A maior fabricante de laticínios da Itália está conversando com os titulares de uma participação minoritária na Parmalat Administração com o objetivo de adiar o acordo, segundo informou o porta-voz da companhia sediada em Milão, Itália, Gian Guido Oliva.
Os não identificados acionistas "norte-americanos" compraram 18% da unidade de laticínios em 1999, em uma transação organizada pelo Bank of America.
Os investidores podem pedir restituição se a empresa não realizar uma oferta pública inicial até o final deste ano das ações da companhia brasileira, que agrupa os negócios da empresa Parmalat no Brasil.
Incluindo juros, a opção pode custar à Parmalat algo perto de US$ 360 milhões, segundo cálculos efetuados pela agência de notícias "Bloomberg News".

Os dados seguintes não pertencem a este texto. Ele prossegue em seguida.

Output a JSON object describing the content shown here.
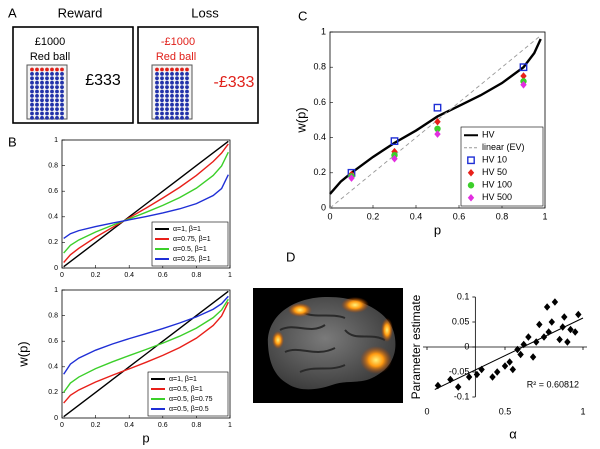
{
  "panel_labels": [
    "A",
    "B",
    "C",
    "D"
  ],
  "panel_a": {
    "reward": {
      "heading": "Reward",
      "amount": "£1000",
      "outcome": "Red ball",
      "value": "£333"
    },
    "loss": {
      "heading": "Loss",
      "amount": "-£1000",
      "outcome": "Red ball",
      "value": "-£333"
    }
  },
  "chart_data": [
    {
      "type": "line",
      "x": [
        0.01,
        0.05,
        0.1,
        0.2,
        0.3,
        0.4,
        0.5,
        0.6,
        0.7,
        0.8,
        0.9,
        0.95,
        0.99
      ],
      "xlim": [
        0,
        1
      ],
      "ylim": [
        0,
        1
      ],
      "xticks": [
        0,
        0.2,
        0.4,
        0.6,
        0.8,
        1
      ],
      "yticks": [
        0,
        0.2,
        0.4,
        0.6,
        0.8,
        1
      ],
      "legend": "lower right",
      "series": [
        {
          "name": "α=1, β=1",
          "color": "#000000",
          "style": "solid",
          "values": [
            0.01,
            0.05,
            0.1,
            0.2,
            0.3,
            0.4,
            0.5,
            0.6,
            0.7,
            0.8,
            0.9,
            0.95,
            0.99
          ]
        },
        {
          "name": "α=0.75, β=1",
          "color": "#e8201a",
          "style": "solid",
          "values": [
            0.043,
            0.103,
            0.154,
            0.24,
            0.317,
            0.392,
            0.468,
            0.547,
            0.63,
            0.723,
            0.832,
            0.898,
            0.969
          ]
        },
        {
          "name": "α=0.5, β=1",
          "color": "#3ccf2a",
          "style": "solid",
          "values": [
            0.117,
            0.177,
            0.219,
            0.281,
            0.334,
            0.384,
            0.435,
            0.489,
            0.55,
            0.624,
            0.723,
            0.797,
            0.905
          ]
        },
        {
          "name": "α=0.25, β=1",
          "color": "#1f2fd6",
          "style": "solid",
          "values": [
            0.231,
            0.268,
            0.292,
            0.324,
            0.351,
            0.376,
            0.402,
            0.43,
            0.462,
            0.503,
            0.566,
            0.621,
            0.729
          ]
        }
      ]
    },
    {
      "type": "line",
      "x": [
        0.01,
        0.05,
        0.1,
        0.2,
        0.3,
        0.4,
        0.5,
        0.6,
        0.7,
        0.8,
        0.9,
        0.95,
        0.99
      ],
      "xlabel": "p",
      "ylabel": "w(p)",
      "xlim": [
        0,
        1
      ],
      "ylim": [
        0,
        1
      ],
      "xticks": [
        0,
        0.2,
        0.4,
        0.6,
        0.8,
        1
      ],
      "yticks": [
        0,
        0.2,
        0.4,
        0.6,
        0.8,
        1
      ],
      "legend": "lower right",
      "series": [
        {
          "name": "α=1, β=1",
          "color": "#000000",
          "style": "solid",
          "values": [
            0.01,
            0.05,
            0.1,
            0.2,
            0.3,
            0.4,
            0.5,
            0.6,
            0.7,
            0.8,
            0.9,
            0.95,
            0.99
          ]
        },
        {
          "name": "α=0.5, β=1",
          "color": "#e8201a",
          "style": "solid",
          "values": [
            0.117,
            0.177,
            0.219,
            0.281,
            0.334,
            0.384,
            0.435,
            0.489,
            0.55,
            0.624,
            0.723,
            0.797,
            0.905
          ]
        },
        {
          "name": "α=0.5, β=0.75",
          "color": "#3ccf2a",
          "style": "solid",
          "values": [
            0.2,
            0.273,
            0.32,
            0.386,
            0.439,
            0.488,
            0.535,
            0.585,
            0.639,
            0.702,
            0.784,
            0.844,
            0.928
          ]
        },
        {
          "name": "α=0.5, β=0.5",
          "color": "#1f2fd6",
          "style": "solid",
          "values": [
            0.342,
            0.421,
            0.468,
            0.53,
            0.578,
            0.62,
            0.659,
            0.699,
            0.742,
            0.79,
            0.85,
            0.893,
            0.951
          ]
        }
      ]
    },
    {
      "type": "line",
      "xlabel": "p",
      "ylabel": "w(p)",
      "xlim": [
        0,
        1
      ],
      "ylim": [
        0,
        1
      ],
      "xticks": [
        0,
        0.2,
        0.4,
        0.6,
        0.8,
        1
      ],
      "yticks": [
        0,
        0.2,
        0.4,
        0.6,
        0.8,
        1
      ],
      "legend": "lower right",
      "series": [
        {
          "name": "HV",
          "color": "#000000",
          "style": "solid",
          "x": [
            0,
            0.05,
            0.1,
            0.2,
            0.3,
            0.4,
            0.5,
            0.6,
            0.7,
            0.8,
            0.9,
            0.95,
            0.98
          ],
          "values": [
            0.08,
            0.15,
            0.2,
            0.29,
            0.37,
            0.44,
            0.52,
            0.58,
            0.64,
            0.71,
            0.8,
            0.88,
            0.96
          ]
        },
        {
          "name": "linear (EV)",
          "color": "#999999",
          "style": "dashed",
          "x": [
            0,
            0.98
          ],
          "values": [
            0,
            0.98
          ]
        },
        {
          "name": "HV 10",
          "color": "#1f2fd6",
          "style": "square",
          "x": [
            0.1,
            0.3,
            0.5,
            0.9
          ],
          "values": [
            0.2,
            0.38,
            0.57,
            0.8
          ]
        },
        {
          "name": "HV 50",
          "color": "#e8201a",
          "style": "diamond",
          "x": [
            0.1,
            0.3,
            0.5,
            0.9
          ],
          "values": [
            0.19,
            0.32,
            0.49,
            0.75
          ]
        },
        {
          "name": "HV 100",
          "color": "#3ccf2a",
          "style": "circle",
          "x": [
            0.1,
            0.3,
            0.5,
            0.9
          ],
          "values": [
            0.18,
            0.3,
            0.45,
            0.72
          ]
        },
        {
          "name": "HV 500",
          "color": "#e22ee0",
          "style": "diamond",
          "x": [
            0.1,
            0.3,
            0.5,
            0.9
          ],
          "values": [
            0.17,
            0.28,
            0.42,
            0.7
          ]
        }
      ]
    },
    {
      "type": "scatter",
      "xlabel": "α",
      "ylabel": "Parameter estimate",
      "annotation": "R² = 0.60812",
      "xlim": [
        0,
        1
      ],
      "ylim": [
        -0.1,
        0.1
      ],
      "xticks": [
        0,
        0.5,
        1
      ],
      "yticks": [
        -0.1,
        -0.05,
        0,
        0.05,
        0.1
      ],
      "color": "#000000",
      "x": [
        0.07,
        0.15,
        0.2,
        0.27,
        0.32,
        0.35,
        0.42,
        0.45,
        0.5,
        0.53,
        0.55,
        0.58,
        0.6,
        0.62,
        0.65,
        0.68,
        0.7,
        0.72,
        0.75,
        0.77,
        0.78,
        0.8,
        0.82,
        0.85,
        0.87,
        0.88,
        0.9,
        0.92,
        0.95,
        0.97
      ],
      "values": [
        -0.077,
        -0.065,
        -0.08,
        -0.06,
        -0.055,
        -0.045,
        -0.06,
        -0.05,
        -0.038,
        -0.03,
        -0.045,
        -0.005,
        -0.015,
        0.005,
        0.02,
        -0.02,
        0.01,
        0.045,
        0.02,
        0.08,
        0.03,
        0.05,
        0.09,
        0.015,
        0.04,
        0.06,
        0.01,
        0.035,
        0.03,
        0.065
      ],
      "trendline": {
        "x": [
          0.05,
          1
        ],
        "values": [
          -0.085,
          0.058
        ]
      }
    }
  ]
}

A Parmalat informou, no início desta semana, que levantou cerca de 300 milhões de euros com a venda de bônus para um não identificado investidor institucional italiano. A companhia italiana havia informado, no mês de abril, que não planejava realizar vendas de bônus no "curto prazo".
As ações da Parmalat Finanziaria subiram até três centavos, ou 1,2%, fechando em 2,62 euros e foram negociadas a 2,59 euros na Bolsa de Milão, eliminando um declínio anterior de até 3,6%.